Somehow, which is to say miraculously, the star led them to an ordinary house in an ordinary part of town, and they rejoiced. When they entered the house, they found the child, lying in his mother’s lap, and they threw themselves down on the ground, worshiping the young boy. It must have been quite a sight to see these sages from the east, prostrating themselves before a baby, whom no one else except, perhaps, his parents thought of as anything special. They gave the child gifts of gold, frankincense, and myrrh—presents of representative value that demonstrated their admiration of the infant king. And then they left, going back home by a different road because of a terrible dream that they had had.

When the magi left their home in search of the Jewish king, they couldn’t have expected to find a child being raised in a working-class neighborhood by a carpenter and his young wife. Even from the moment of their birth, kings belong in palaces, but the palace in Jerusalem was already occupied. Instead, God’s king was born a few miles away, in a humble suburb, and God used the brightness of a star to lead the wise men to the real king’s lowly abode. The so-called king who lived in the palace was little more than the shell of a true leader for God’s people. A puppet of Rome, Herod wielded power to his own benefit and to the benefit of his higher-ups. A baby whom no one else had noticed, Jesus had no power and no claim to it, yet God would use him to bring the light of salvation not only to his people but to the whole world. And some pagan star-gazers were the only ones who knew the truth.
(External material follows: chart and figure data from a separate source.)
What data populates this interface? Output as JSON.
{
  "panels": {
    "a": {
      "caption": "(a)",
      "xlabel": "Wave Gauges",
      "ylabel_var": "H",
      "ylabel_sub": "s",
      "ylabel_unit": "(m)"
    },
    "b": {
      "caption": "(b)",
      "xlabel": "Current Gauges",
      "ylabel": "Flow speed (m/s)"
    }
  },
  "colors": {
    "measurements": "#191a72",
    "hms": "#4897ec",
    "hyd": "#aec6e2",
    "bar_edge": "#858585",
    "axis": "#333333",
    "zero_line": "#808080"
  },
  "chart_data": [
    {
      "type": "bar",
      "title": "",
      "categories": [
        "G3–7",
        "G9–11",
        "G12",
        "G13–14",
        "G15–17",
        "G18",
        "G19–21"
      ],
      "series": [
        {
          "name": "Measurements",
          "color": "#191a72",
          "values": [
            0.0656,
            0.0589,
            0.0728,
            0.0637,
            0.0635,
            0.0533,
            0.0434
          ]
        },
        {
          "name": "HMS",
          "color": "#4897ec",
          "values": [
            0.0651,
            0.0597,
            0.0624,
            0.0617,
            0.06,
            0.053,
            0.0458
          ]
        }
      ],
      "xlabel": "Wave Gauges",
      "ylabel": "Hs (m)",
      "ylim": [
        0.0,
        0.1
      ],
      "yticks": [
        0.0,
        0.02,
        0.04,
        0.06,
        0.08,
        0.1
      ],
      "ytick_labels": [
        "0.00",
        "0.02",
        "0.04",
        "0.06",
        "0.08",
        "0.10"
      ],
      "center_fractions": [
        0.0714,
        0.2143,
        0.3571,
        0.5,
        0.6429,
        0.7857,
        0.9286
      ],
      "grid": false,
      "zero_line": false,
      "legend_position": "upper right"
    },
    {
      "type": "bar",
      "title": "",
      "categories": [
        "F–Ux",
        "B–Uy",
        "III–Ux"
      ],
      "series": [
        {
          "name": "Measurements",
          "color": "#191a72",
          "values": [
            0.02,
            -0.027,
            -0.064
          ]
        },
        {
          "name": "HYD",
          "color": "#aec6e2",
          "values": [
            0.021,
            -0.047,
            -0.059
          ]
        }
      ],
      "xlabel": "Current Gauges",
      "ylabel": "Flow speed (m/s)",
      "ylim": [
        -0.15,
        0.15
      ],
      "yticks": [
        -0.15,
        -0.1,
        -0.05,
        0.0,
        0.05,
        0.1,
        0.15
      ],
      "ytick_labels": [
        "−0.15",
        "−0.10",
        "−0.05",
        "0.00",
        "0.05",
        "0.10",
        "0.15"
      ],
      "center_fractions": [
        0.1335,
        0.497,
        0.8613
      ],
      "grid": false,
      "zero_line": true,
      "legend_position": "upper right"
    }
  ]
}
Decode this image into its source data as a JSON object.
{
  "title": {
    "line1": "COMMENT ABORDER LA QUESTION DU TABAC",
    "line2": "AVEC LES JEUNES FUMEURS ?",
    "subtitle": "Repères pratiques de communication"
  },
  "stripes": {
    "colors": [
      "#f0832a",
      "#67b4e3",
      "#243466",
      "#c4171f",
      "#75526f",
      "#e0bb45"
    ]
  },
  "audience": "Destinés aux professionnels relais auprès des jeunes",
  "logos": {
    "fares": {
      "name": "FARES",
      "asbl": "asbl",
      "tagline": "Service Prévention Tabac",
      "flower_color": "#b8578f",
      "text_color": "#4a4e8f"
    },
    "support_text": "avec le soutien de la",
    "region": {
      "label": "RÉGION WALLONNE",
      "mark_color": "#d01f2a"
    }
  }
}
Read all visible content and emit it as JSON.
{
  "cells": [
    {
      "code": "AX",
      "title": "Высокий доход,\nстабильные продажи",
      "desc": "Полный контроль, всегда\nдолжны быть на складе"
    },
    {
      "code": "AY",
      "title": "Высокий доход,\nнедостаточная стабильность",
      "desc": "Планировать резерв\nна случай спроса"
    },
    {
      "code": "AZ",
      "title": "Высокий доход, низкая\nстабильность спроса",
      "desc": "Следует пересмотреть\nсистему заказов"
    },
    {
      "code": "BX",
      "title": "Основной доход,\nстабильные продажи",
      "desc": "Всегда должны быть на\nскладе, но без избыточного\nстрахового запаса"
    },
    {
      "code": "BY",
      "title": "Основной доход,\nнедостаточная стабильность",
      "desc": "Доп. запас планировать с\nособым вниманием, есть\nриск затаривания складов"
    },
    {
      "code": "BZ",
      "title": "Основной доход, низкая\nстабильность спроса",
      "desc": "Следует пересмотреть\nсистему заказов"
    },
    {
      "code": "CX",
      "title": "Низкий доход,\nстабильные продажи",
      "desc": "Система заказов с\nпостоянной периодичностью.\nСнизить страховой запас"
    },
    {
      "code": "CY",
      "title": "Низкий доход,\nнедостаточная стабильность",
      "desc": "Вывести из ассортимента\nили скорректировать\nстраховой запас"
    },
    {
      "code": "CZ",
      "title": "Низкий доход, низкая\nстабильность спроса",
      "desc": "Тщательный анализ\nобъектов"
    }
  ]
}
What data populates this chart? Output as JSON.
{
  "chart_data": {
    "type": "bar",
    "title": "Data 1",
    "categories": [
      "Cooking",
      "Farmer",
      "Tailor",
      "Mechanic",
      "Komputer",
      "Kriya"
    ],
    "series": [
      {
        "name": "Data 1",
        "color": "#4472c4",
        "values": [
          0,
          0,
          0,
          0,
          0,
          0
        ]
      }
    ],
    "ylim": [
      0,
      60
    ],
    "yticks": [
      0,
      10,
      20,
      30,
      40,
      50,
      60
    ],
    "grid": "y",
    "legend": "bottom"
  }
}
What sort of king are we looking for? Are we expecting God’s light to shine on one who needs power and wealth to convince us that he is a king, or will we see that God is leading us to a different sort of ruler? In God’s reign, those who wield power have it taken from them, and those who are surrounded by wealth are turned on their heads. Those who have a claim on preferential status discover that they have none, and those who think that they have been discarded by God and God’s representatives find that they are the ones who belong closest to God’s heart. God brings the light of salvation to those who see the haughty powers of this world being shaken and replaced by the humble power of God, but that’s a light that many people do not want to see. They reject it because it heralds the loss of their privilege and their grip on power. They react to it violently just as Herod did, ordering the murder of every male child in Bethlehem in an attempt to preserve his status. But those who rely on exertions of power to maintain their status in the eyes of their subjects aren’t really kings at all.

The true king is one whom God uses to bring the light of salvation to those who dwell in darkness. The true king is one who breaks into the order of this world in order to bring hope to the hopeless. If that’s the king we are willing to find, we shouldn’t look for him in a palace or in the halls of government but in those humble places where God’s saving light shines brightest. Which king is God’s light leading us toward? Where will we find our true king? At whose feet will we fall down in worship?